The developers of massively popular online titles such as Fortnite, Roblox, and Warzone primarily rely on selling in-game “loot” as a business model, where new items and features can be purchased with real and virtual currencies linked to player accounts. As online gaming has spiked during the Covid-19 pandemic, the market for credentials linked to valuable accounts has grown accordingly.
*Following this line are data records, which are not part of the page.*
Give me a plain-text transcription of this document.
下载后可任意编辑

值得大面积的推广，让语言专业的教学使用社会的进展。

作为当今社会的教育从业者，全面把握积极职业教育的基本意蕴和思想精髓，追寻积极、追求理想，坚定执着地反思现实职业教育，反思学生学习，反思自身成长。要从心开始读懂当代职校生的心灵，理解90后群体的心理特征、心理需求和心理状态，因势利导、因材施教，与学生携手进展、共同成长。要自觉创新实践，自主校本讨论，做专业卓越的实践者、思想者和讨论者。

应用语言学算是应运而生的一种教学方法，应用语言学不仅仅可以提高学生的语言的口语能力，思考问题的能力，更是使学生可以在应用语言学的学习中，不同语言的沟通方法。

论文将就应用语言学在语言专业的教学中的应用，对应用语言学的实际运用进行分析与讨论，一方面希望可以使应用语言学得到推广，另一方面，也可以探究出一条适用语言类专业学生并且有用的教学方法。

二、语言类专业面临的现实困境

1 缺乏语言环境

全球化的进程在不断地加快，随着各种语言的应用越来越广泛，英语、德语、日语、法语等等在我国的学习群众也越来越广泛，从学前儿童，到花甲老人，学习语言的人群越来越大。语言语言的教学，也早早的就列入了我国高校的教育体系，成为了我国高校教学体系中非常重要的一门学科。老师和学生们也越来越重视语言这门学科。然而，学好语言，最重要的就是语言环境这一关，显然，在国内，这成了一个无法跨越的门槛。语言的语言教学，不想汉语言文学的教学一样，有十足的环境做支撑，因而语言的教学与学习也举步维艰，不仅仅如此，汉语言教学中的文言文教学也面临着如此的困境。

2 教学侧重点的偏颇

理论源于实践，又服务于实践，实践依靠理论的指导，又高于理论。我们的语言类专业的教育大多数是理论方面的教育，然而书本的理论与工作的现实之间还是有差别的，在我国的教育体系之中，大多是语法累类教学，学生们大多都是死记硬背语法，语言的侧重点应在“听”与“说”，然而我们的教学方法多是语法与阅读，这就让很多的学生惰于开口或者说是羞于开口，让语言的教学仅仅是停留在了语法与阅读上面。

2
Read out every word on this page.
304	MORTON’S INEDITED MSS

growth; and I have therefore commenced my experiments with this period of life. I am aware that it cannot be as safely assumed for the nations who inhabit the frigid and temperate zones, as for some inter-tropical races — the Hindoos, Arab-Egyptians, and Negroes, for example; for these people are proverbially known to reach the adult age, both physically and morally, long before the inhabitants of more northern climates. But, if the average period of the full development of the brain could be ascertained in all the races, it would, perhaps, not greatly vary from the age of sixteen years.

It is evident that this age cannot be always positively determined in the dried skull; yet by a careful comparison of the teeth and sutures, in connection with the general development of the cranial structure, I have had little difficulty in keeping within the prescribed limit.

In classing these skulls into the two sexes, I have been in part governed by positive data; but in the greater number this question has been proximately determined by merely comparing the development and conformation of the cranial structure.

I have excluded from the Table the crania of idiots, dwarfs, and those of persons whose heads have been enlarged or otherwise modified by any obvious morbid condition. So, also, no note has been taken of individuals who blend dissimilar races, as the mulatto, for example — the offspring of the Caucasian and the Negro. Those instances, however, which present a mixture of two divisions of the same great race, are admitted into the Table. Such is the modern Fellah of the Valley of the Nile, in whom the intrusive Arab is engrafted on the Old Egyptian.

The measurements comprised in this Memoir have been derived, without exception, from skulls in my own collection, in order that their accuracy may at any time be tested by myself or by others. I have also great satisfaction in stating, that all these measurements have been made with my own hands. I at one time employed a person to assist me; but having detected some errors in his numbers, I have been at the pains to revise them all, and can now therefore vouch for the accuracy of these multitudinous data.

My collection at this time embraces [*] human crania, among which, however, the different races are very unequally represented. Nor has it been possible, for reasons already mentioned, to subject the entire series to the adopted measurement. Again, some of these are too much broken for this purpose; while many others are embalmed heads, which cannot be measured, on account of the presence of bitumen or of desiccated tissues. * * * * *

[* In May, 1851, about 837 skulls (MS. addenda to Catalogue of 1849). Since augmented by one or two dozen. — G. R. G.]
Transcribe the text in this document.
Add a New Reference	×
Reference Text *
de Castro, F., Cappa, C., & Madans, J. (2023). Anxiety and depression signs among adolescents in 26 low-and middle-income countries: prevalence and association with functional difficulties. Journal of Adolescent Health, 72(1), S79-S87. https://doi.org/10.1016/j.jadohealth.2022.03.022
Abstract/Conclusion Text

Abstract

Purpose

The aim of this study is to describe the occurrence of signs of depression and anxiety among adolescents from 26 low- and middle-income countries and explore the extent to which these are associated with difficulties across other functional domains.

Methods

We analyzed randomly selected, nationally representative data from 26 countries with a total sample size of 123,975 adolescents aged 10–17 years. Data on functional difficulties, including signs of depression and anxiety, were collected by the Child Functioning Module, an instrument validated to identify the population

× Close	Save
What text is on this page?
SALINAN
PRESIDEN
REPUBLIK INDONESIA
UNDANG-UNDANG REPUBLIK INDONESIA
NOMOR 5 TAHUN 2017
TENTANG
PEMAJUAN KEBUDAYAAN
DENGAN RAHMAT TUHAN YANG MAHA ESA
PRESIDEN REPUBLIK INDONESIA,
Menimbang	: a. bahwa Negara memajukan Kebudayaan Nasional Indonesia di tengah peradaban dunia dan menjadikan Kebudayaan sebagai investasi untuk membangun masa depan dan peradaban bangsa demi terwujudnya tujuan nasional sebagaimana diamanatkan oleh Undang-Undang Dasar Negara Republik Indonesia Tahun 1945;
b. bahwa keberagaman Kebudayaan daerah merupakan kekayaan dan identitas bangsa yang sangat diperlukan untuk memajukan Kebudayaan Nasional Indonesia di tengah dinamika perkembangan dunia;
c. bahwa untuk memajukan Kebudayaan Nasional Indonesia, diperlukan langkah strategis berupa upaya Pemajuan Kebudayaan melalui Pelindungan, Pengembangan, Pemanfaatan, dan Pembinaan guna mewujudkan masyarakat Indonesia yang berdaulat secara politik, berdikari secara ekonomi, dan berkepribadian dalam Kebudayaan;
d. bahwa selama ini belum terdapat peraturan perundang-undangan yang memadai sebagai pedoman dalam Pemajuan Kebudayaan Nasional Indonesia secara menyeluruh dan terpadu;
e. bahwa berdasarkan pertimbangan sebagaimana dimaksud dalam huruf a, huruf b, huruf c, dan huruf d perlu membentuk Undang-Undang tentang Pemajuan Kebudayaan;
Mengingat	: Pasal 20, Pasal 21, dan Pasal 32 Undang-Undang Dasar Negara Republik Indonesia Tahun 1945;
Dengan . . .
Collections of thousands of account credentials are commonly sold in underground auctions for anywhere between $10,000 and $50,000 and then individually via social media platforms, including Instagram. They are also offered for sale on dark web forums. Hackers often use the accounts to purchase more in-game content to transfer and sell on semi-legitimate forums, or they ransom the owners for a payday.
The primary methods for compromising accounts are brute force-style attacks, where hackers enter massive numbers of user and password combinations until finding a successful match, and credential stuffing, where logins and passwords from previous data breaches are used.
“[A] well-known and respected cracker in underground hacking circles… states that high-end Fortnite cracking tools can average between 15 and 25 thousand checks per minute, or roughly 500 account checks per second,” stated a recent report on gaming-related cybercrime by Data Viper, a cybersecurity firm.
The same report estimates the resale of stolen accounts may be generating $700 million a year.
Research from another firm, Arkone, reported that between April and June 2020, 31% of login attempts to online gaming accounts were fraudulent, representing an 11% increase over the same period in 2019.
While gaming companies have attempted to add more security measures and resources to recover compromised accounts, customers are encouraged to take basic data precautions including the activation of multi-factor authentication and using new and complex passwords for each account.